Feedback → Re: site user password intrusion info

Justin,

I come at this from the perspective of someone who develops security monitoring tools for a living. My first comment is that you are to be commended for your fast, responsible disclosure of the problem, and for fixing the SQL injection bug. Obviously, we're all hoping you spend a good amount of time combing the rest of the site's source for further exploitable vulnerabilities over the coming days, but your initial turnaround on this is worthy of praise.

In terms of being beaten up about this, I'd hate it if my skills as a programmer were judged based on only my worst bugs. I think that the more time we waste beating you up on this is time we're not spending learning how to avoid these mistakes ourselves in the future.

With that in mind, could you tell us all a bit about how you were first alerted of this attack in progress? What was your first indication, and how did you follow up to determine the scope of the attack? Were you just operating off of server logs on the web server, RDBMS, etc. or do you run an IDS/IPS that helped you figure out what was happening?

Finally, are you absolutely, 100% certain that the 8% of accounts you've already emailed are the only ones who are compromised, and what makes you sure that others were not? I bring up this last point because often times attackers will have a way of covering up their tracks. At a minimum, I think a front page post on this is in order to let everyone else on the site who isn't following this forum know that there's a remote chance their credentials were also exposed.

Thanks again for your quick response, and I hope you'll share some more details of how you detected and responded to this attack with us soon so that we can all learn from your mistakes.

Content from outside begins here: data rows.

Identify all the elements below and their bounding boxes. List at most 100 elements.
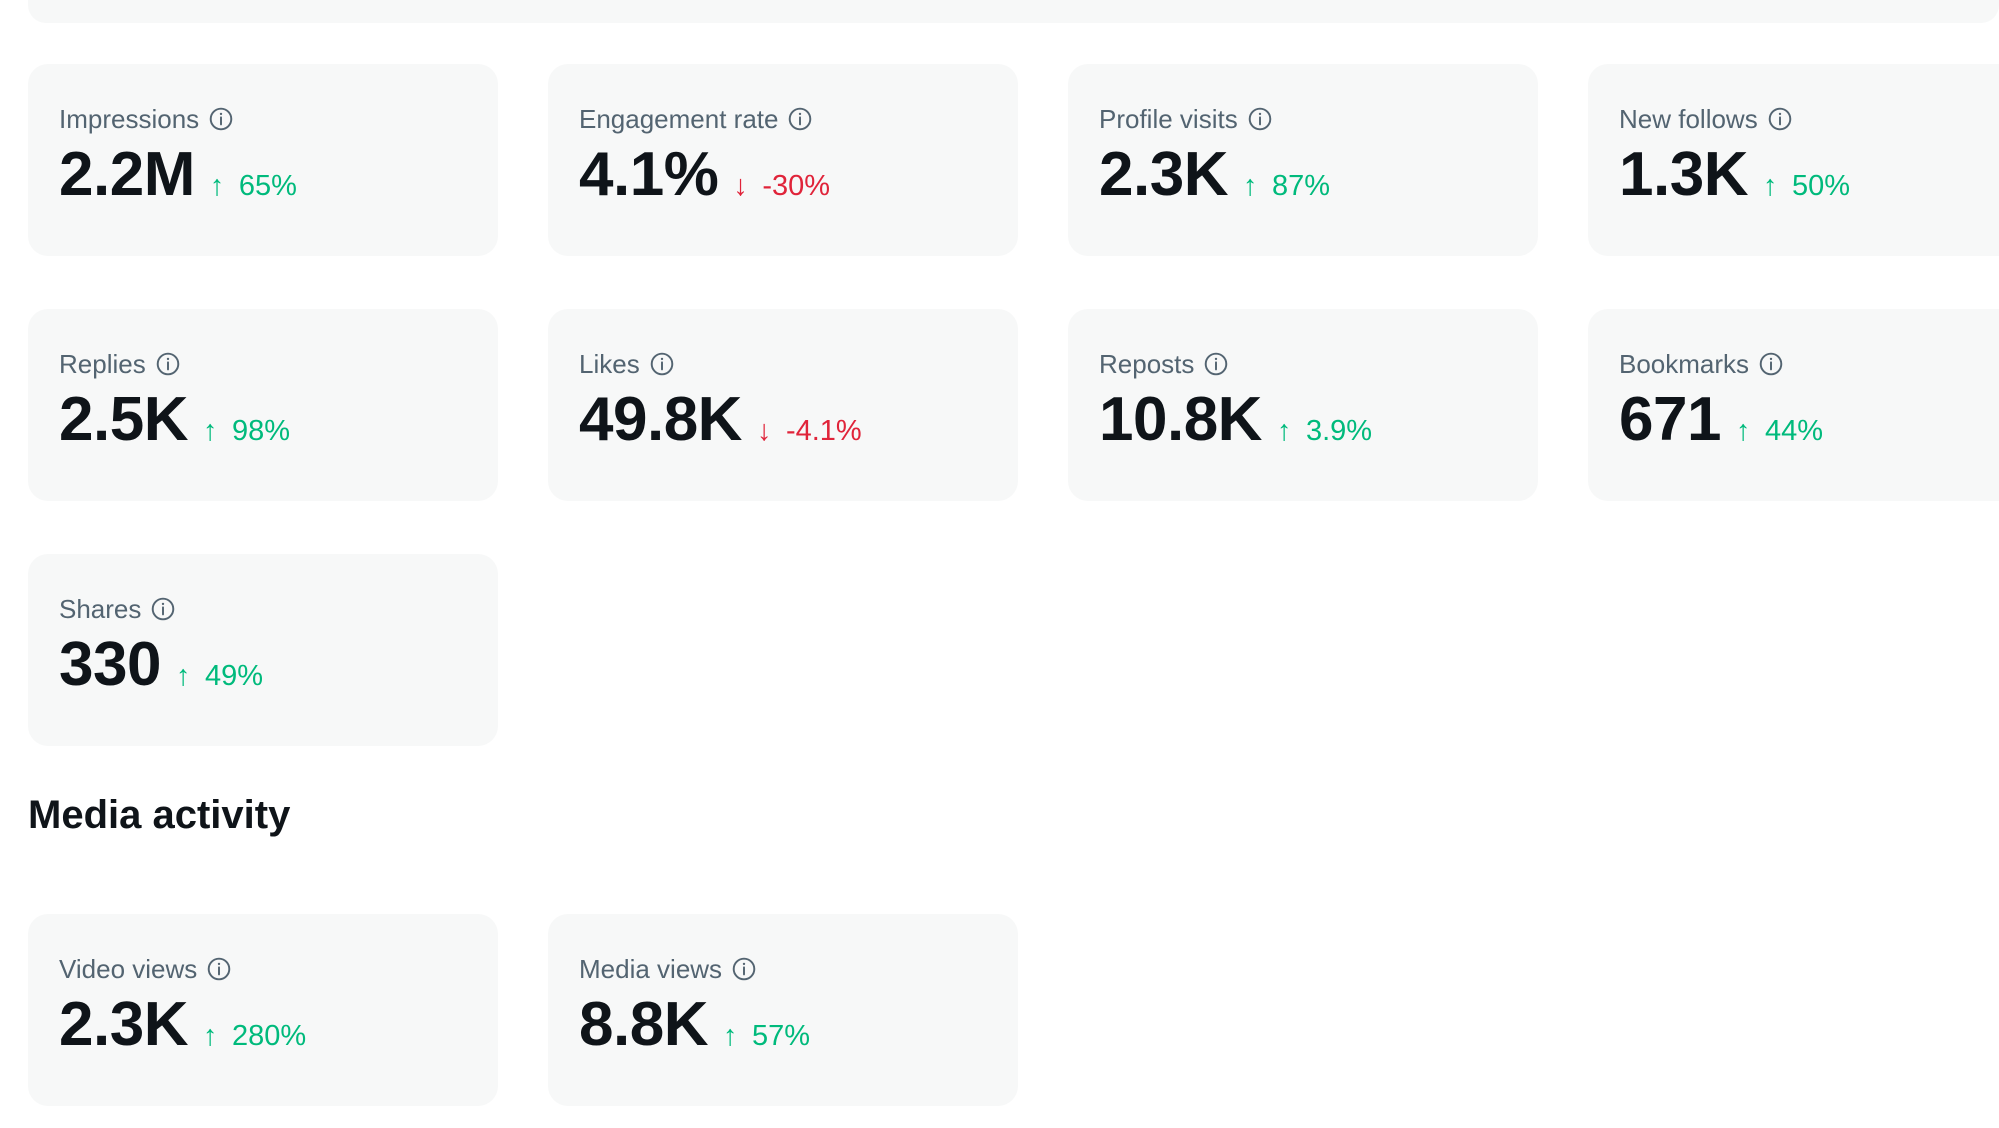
metric-label: Engagement rate [579, 104, 779, 134]
metric-value: 10.8K [1099, 385, 1262, 454]
metric-delta-text: -30% [762, 170, 831, 202]
overview-metrics-grid: Impressions 2.2M ↑ 65% Engagement rate [28, 64, 1999, 746]
info-icon[interactable] [1758, 351, 1784, 377]
metric-value: 1.3K [1619, 140, 1748, 209]
info-icon[interactable] [787, 106, 813, 132]
metric-card-header: Impressions [59, 102, 498, 136]
top-panel [28, 0, 1999, 23]
metric-card-body: 2.2M ↑ 65% [59, 142, 498, 208]
metric-delta: ↑ 50% [1763, 170, 1850, 203]
metric-value: 330 [59, 630, 161, 699]
metric-delta: ↓ -4.1% [757, 415, 862, 448]
arrow-up-icon: ↑ [722, 1020, 738, 1052]
metric-card-body: 4.1% ↓ -30% [579, 142, 1018, 208]
metric-delta-text: 44% [1764, 415, 1823, 447]
metric-card-media-views[interactable]: Media views 8.8K ↑ 57% [548, 914, 1018, 1106]
arrow-up-icon: ↑ [202, 415, 218, 447]
info-icon[interactable] [731, 956, 757, 982]
info-icon[interactable] [150, 596, 176, 622]
metric-card-header: Reposts [1099, 347, 1538, 381]
metric-value: 671 [1619, 385, 1721, 454]
metric-card-header: Engagement rate [579, 102, 1018, 136]
metric-value: 49.8K [579, 385, 742, 454]
info-icon[interactable] [1247, 106, 1273, 132]
metric-label: Reposts [1099, 349, 1195, 379]
metric-card-reposts[interactable]: Reposts 10.8K ↑ 3.9% [1068, 309, 1538, 501]
metric-delta-text: 280% [231, 1020, 307, 1052]
metric-value: 8.8K [579, 990, 708, 1059]
metric-value: 2.3K [1099, 140, 1228, 209]
metric-delta-text: 50% [1791, 170, 1851, 202]
metric-card-body: 49.8K ↓ -4.1% [579, 387, 1018, 453]
metric-label: Media views [579, 954, 723, 984]
metric-card-replies[interactable]: Replies 2.5K ↑ 98% [28, 309, 498, 501]
metric-card-header: Likes [579, 347, 1018, 381]
metric-card-impressions[interactable]: Impressions 2.2M ↑ 65% [28, 64, 498, 256]
metric-card-header: New follows [1619, 102, 1999, 136]
metric-delta-text: 3.9% [1305, 415, 1373, 447]
info-icon[interactable] [649, 351, 675, 377]
metric-card-header: Profile visits [1099, 102, 1538, 136]
section-title-media-activity: Media activity [28, 793, 291, 837]
metric-value: 4.1% [579, 140, 719, 209]
metric-card-body: 330 ↑ 49% [59, 632, 498, 698]
info-icon[interactable] [1767, 106, 1793, 132]
metric-delta-text: 87% [1271, 170, 1331, 202]
metric-delta-text: 57% [751, 1020, 811, 1052]
arrow-up-icon: ↑ [1735, 415, 1751, 447]
metric-delta-text: -4.1% [785, 415, 862, 447]
arrow-down-icon: ↓ [756, 415, 772, 447]
metric-card-body: 2.3K ↑ 87% [1099, 142, 1538, 208]
arrow-up-icon: ↑ [1242, 170, 1258, 202]
metric-card-likes[interactable]: Likes 49.8K ↓ -4.1% [548, 309, 1018, 501]
metric-delta: ↓ -30% [733, 170, 830, 203]
arrow-up-icon: ↑ [1276, 415, 1292, 447]
metric-delta: ↑ 57% [723, 1020, 810, 1053]
metric-delta: ↑ 87% [1243, 170, 1330, 203]
metric-card-body: 10.8K ↑ 3.9% [1099, 387, 1538, 453]
info-icon[interactable] [1203, 351, 1229, 377]
metric-label: Replies [59, 349, 146, 379]
arrow-down-icon: ↓ [733, 170, 748, 202]
metric-value: 2.5K [59, 385, 188, 454]
metric-card-header: Bookmarks [1619, 347, 1999, 381]
metric-card-shares[interactable]: Shares 330 ↑ 49% [28, 554, 498, 746]
metric-label: Shares [59, 594, 142, 624]
metric-delta: ↑ 98% [203, 415, 290, 448]
metric-label: Video views [59, 954, 198, 984]
info-icon[interactable] [208, 106, 234, 132]
metric-card-bookmarks[interactable]: Bookmarks 671 ↑ 44% [1588, 309, 1999, 501]
metric-delta-text: 98% [231, 415, 291, 447]
metric-label: Impressions [59, 104, 200, 134]
metric-delta: ↑ 65% [210, 170, 297, 203]
arrow-up-icon: ↑ [175, 660, 191, 692]
info-icon[interactable] [155, 351, 181, 377]
metric-card-body: 1.3K ↑ 50% [1619, 142, 1999, 208]
metric-card-body: 8.8K ↑ 57% [579, 992, 1018, 1058]
metric-delta: ↑ 280% [203, 1020, 306, 1053]
metric-label: Bookmarks [1619, 349, 1750, 379]
metric-label: New follows [1619, 104, 1758, 134]
metric-delta: ↑ 49% [176, 660, 263, 693]
metric-delta-text: 49% [204, 660, 263, 692]
metric-label: Profile visits [1099, 104, 1238, 134]
info-icon[interactable] [206, 956, 232, 982]
arrow-up-icon: ↑ [202, 1020, 218, 1052]
metric-card-engagement-rate[interactable]: Engagement rate 4.1% ↓ -30% [548, 64, 1018, 256]
metric-card-body: 2.5K ↑ 98% [59, 387, 498, 453]
metric-card-new-follows[interactable]: New follows 1.3K ↑ 50% [1588, 64, 1999, 256]
metric-delta: ↑ 44% [1736, 415, 1823, 448]
metric-card-body: 2.3K ↑ 280% [59, 992, 498, 1058]
media-metrics-grid: Video views 2.3K ↑ 280% Media views [28, 914, 1999, 1106]
metric-card-header: Shares [59, 592, 498, 626]
metric-value: 2.2M [59, 140, 195, 209]
metric-card-header: Replies [59, 347, 498, 381]
metric-card-header: Media views [579, 952, 1018, 986]
metric-card-video-views[interactable]: Video views 2.3K ↑ 280% [28, 914, 498, 1106]
arrow-up-icon: ↑ [1762, 170, 1778, 202]
metric-value: 2.3K [59, 990, 188, 1059]
metric-card-header: Video views [59, 952, 498, 986]
metric-card-profile-visits[interactable]: Profile visits 2.3K ↑ 87% [1068, 64, 1538, 256]
metric-card-body: 671 ↑ 44% [1619, 387, 1999, 453]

Wow! Two zingers in one week (PSN and DSLR). Thanks for the quick notice Justin. I do appreciate it and fortunately had a unique password for this site. For those recommending lastpass type software, isn't that putting yourself in the same type of boat. You're basically utilizing one password to access all of your passwords. There was something a little unsettling about that for me. I typically store all my passwords in a password protected Excel password file on my laptop. Probably not the best place in the world, but at least it's local and I don't take my laptop around that much. I am open to other suggestions or thoughts.